Offering a short prayer of thanks to Yniss, Rebraal rose to his feet and paced silently past the statue, his eyes easily piercing the gloom at the back of the temple. To his left, a doorway let into a small, mural-covered cell bathed in warm amber light from a large window above. A single desk and chair faced a double shelf full of texts, some almost too ancient to touch. Rebraal selected a heavy leather-bound book and began to read.

Chapter 5

The look on Ilkar’s face when he strode into a kitchen filled with the delicious smells of soup and fresh bread that evening was just as The Unknown had expected. The elegant eyebrows were arrowed in, the lips thin, the high-boned cheeks reddened and leaf-shaped ears pricking furiously. His words stopped the desultory conversation around The Raven’s table.

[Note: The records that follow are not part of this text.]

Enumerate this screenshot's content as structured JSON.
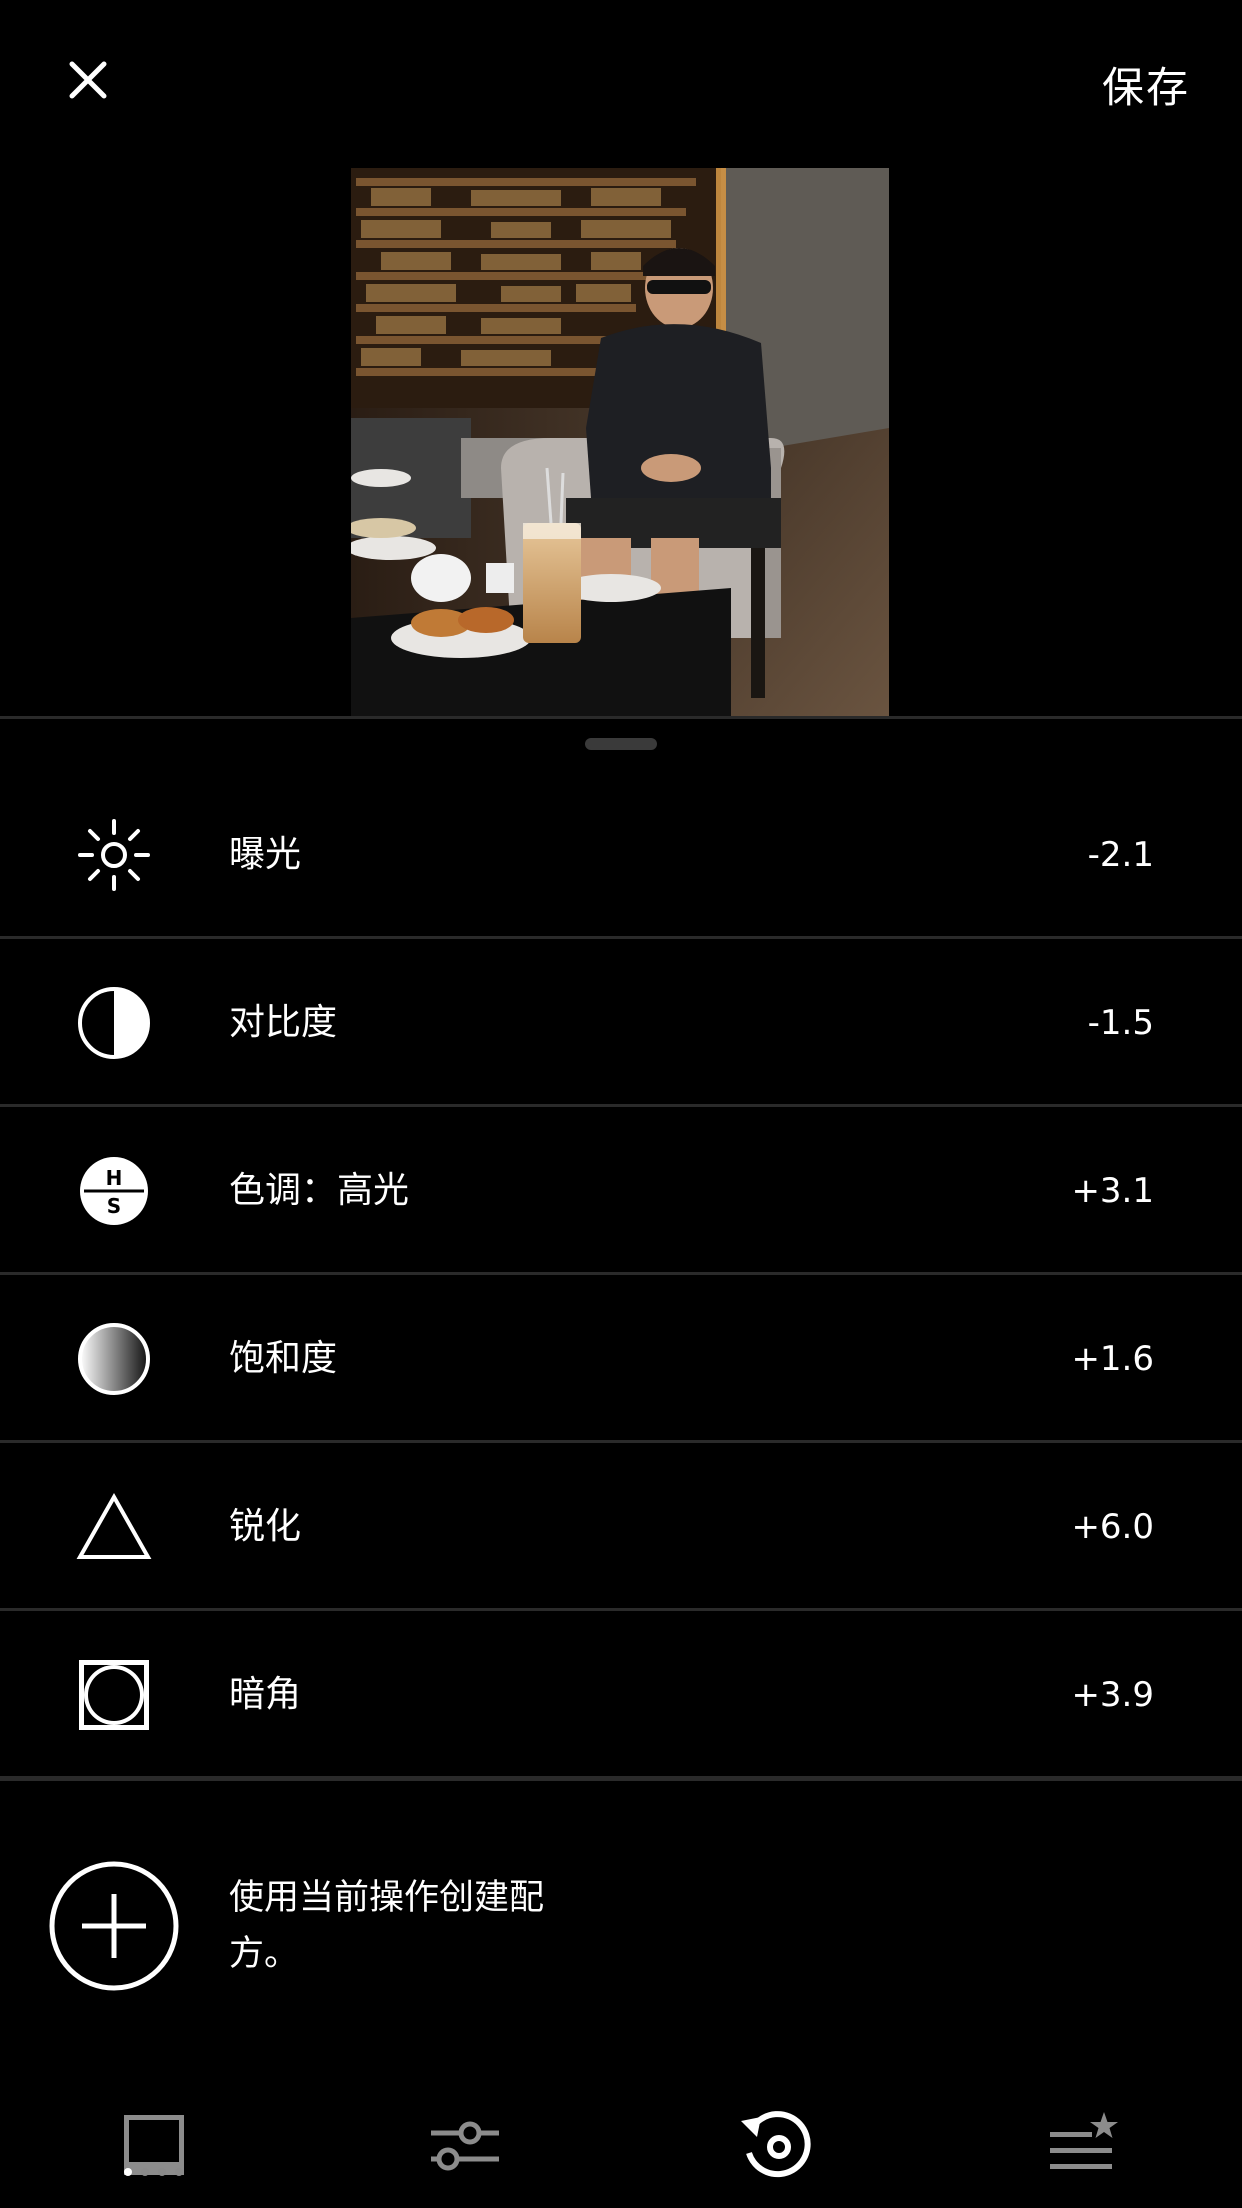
{
  "header": {
    "save_label": "保存",
    "close_icon": "close-icon"
  },
  "adjustments": [
    {
      "icon": "exposure-sun-icon",
      "label": "曝光",
      "value": "-2.1"
    },
    {
      "icon": "contrast-half-circle-icon",
      "label": "对比度",
      "value": "-1.5"
    },
    {
      "icon": "tone-hs-icon",
      "label": "色调：高光",
      "value": "+3.1"
    },
    {
      "icon": "saturation-gradient-icon",
      "label": "饱和度",
      "value": "+1.6"
    },
    {
      "icon": "sharpen-triangle-icon",
      "label": "锐化",
      "value": "+6.0"
    },
    {
      "icon": "vignette-icon",
      "label": "暗角",
      "value": "+3.9"
    }
  ],
  "recipe": {
    "text": "使用当前操作创建配方。"
  },
  "tabs": [
    {
      "icon": "presets-icon",
      "active": false
    },
    {
      "icon": "sliders-icon",
      "active": false
    },
    {
      "icon": "history-icon",
      "active": true
    },
    {
      "icon": "recipes-icon",
      "active": false
    }
  ],
  "tab_indicator": {
    "count": 4,
    "active_index": 0
  }
}
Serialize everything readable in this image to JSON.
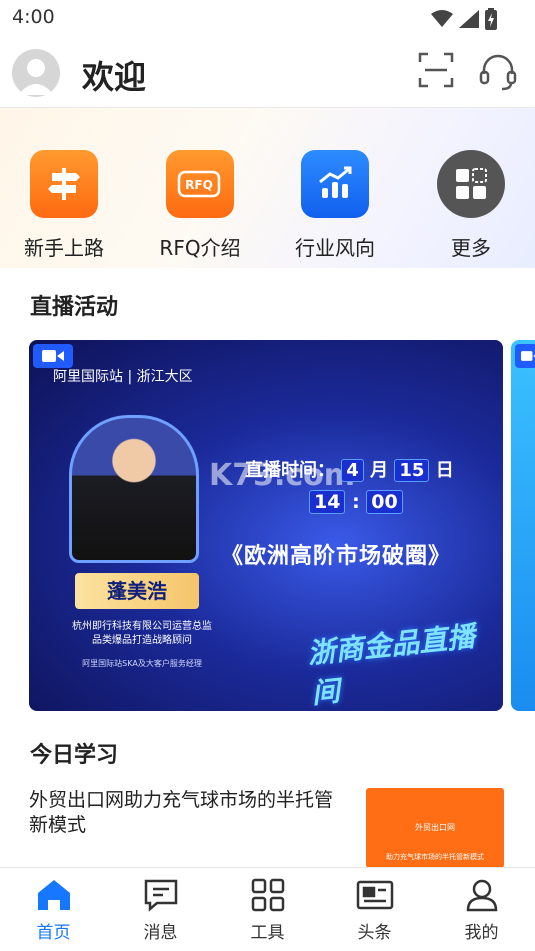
{
  "status_bar": {
    "time": "4:00"
  },
  "header": {
    "title": "欢迎"
  },
  "shortcuts": [
    {
      "label": "新手上路",
      "icon": "signpost-icon",
      "color": "#ff7a1a"
    },
    {
      "label": "RFQ介绍",
      "icon": "rfq-icon",
      "color": "#ff7a1a"
    },
    {
      "label": "行业风向",
      "icon": "bar-chart-trend-icon",
      "color": "#1677ff"
    },
    {
      "label": "更多",
      "icon": "grid-more-icon",
      "color": "#555555"
    }
  ],
  "live": {
    "section_title": "直播活动",
    "banner": {
      "brand": "阿里国际站 | 浙江大区",
      "time_prefix": "直播时间：",
      "month": "4",
      "month_unit": "月",
      "day": "15",
      "day_unit": "日",
      "clock_hour": "14",
      "clock_min": "00",
      "headline": "《欧洲高阶市场破圈》",
      "speaker_name": "蓬美浩",
      "company_line1": "杭州即行科技有限公司运营总监",
      "company_line2": "品类爆品打造战略顾问",
      "company_line3": "阿里国际站SKA及大客户服务经理",
      "slogan": "浙商金品直播间",
      "watermark": "K73.com"
    }
  },
  "study": {
    "section_title": "今日学习",
    "article_title": "外贸出口网助力充气球市场的半托管新模式",
    "thumb_line1": "外贸出口网",
    "thumb_line2": "助力充气球市场的半托管新模式"
  },
  "bottom_nav": [
    {
      "label": "首页",
      "icon": "home-icon",
      "active": true
    },
    {
      "label": "消息",
      "icon": "message-icon",
      "active": false
    },
    {
      "label": "工具",
      "icon": "tools-grid-icon",
      "active": false
    },
    {
      "label": "头条",
      "icon": "news-icon",
      "active": false
    },
    {
      "label": "我的",
      "icon": "profile-icon",
      "active": false
    }
  ],
  "colors": {
    "accent": "#1677ff",
    "orange": "#ff7a1a"
  }
}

‘I’ve had the most wonderful day,’ he said. ‘Clear blue skies, warm water, an island a short sail away just for me and the woman I love. Then, to cap off the perfection, I sail back here to find we’ve handed over control of Herendeneth to Xetesk. Anyone want to volunteer a reason?’ He stared squarely at The Unknown. ‘Hello, Unknown. At least it’s good to see you if not the rest of the passengers that came with you.’